When I joined my current firm, GreyB, I was encouraged to share my opinion on things. As a result, I discovered many opportunities for improvements. Most of them were incremental, things like matching the borders of tables in our reports with the rest of the theme. Nonetheless, they did make our reports look better.
A far more important effect of this exercise, however, was that it implicitly got me into a habit of carefully analyzing our internal processes, questioning the status quo, discovering opportunities for improvements, and brainstorming possible solutions with my team.
#2. Bring in fresh perspectives
Another improvement opportunity I found as a newbie had to do with a literal perspective skew. I found that some of our computer monitors were set in such as way that their display resolutions did not match the input resolution. Due to this, the images seemed to be slightly stretched – a circle looked like an oval and so on.
People who had been working on these monitors had become accustomed to this minor stretching along the horizontal axis and did not even notice it. But seeing it for the first time, I noticed it immediately and we got it fixed from IT.
Fresh perspectives are precursors to innovations.
You get fresh perspectives, for example, by working with a new team for a while. I often do this: I ask other teams to have one of my team members work with them on their project for a couple of days. Teams differ much more in their mode of working than one would expect. So my teammates join back, they invariably have acquired some fresh new perspectives.
It is not enough to limit yourself to perspectives within your company, though.
You also need perspective from outside your company or even from outside your industry. This way, you can translate how others are solving problems to your own domain. Since finding relevant innovations from other industries is generally hard to do, we started a newsletter where we share cross-industry innovation stories. You can subscribe to it here.
#3. Impose constraints
Constrains are often seen as bad. The truth is that few things simulate innovative thinking like constraints do. Let me give you a live demonstration:
Take a minute and think about the improvements you can make in toothpaste tube.
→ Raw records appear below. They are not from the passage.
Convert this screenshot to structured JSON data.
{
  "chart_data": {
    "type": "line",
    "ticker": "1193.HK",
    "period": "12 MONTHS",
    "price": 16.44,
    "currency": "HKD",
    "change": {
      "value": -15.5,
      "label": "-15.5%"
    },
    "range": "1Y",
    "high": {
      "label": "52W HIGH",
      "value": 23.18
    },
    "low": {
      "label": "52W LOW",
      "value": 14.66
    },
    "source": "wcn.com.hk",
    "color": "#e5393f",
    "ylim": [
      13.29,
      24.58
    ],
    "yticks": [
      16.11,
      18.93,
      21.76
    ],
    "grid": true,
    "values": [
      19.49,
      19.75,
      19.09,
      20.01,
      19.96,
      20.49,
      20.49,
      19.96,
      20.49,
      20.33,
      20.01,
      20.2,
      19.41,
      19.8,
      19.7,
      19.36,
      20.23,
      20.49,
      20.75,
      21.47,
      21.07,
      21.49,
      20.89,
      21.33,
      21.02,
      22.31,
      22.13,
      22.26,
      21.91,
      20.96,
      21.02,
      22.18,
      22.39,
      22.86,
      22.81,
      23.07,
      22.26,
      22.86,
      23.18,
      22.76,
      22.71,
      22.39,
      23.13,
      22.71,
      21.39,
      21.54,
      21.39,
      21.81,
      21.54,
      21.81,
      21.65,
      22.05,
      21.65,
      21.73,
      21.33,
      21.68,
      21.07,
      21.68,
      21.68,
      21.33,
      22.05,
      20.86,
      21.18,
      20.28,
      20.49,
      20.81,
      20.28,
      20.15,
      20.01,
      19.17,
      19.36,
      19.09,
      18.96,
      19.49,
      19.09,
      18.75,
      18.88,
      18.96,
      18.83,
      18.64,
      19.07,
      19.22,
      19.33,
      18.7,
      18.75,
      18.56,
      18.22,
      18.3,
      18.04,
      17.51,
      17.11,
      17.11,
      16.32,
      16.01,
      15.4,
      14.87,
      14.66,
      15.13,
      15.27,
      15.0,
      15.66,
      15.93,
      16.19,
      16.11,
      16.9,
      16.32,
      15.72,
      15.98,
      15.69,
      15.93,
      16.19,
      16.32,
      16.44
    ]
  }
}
Now think about it again, considering that the following constraints need to be satisfied:
- It can be used with one hand.
- The toothpaste should be 100% utilized (nothing left in the tube).
- Blind people can use it easily.
I am sure you must have come up with more ideas this time.
Constraints help guide your thinking and explore the solution space in a more systematic manner. Even if you don’t have all of your constraints identified or well defined, doing thought experiments in which you have fictitious constraints would certainly help you come up with more innovative ideas.
Constraints are good. Learn to love constraints.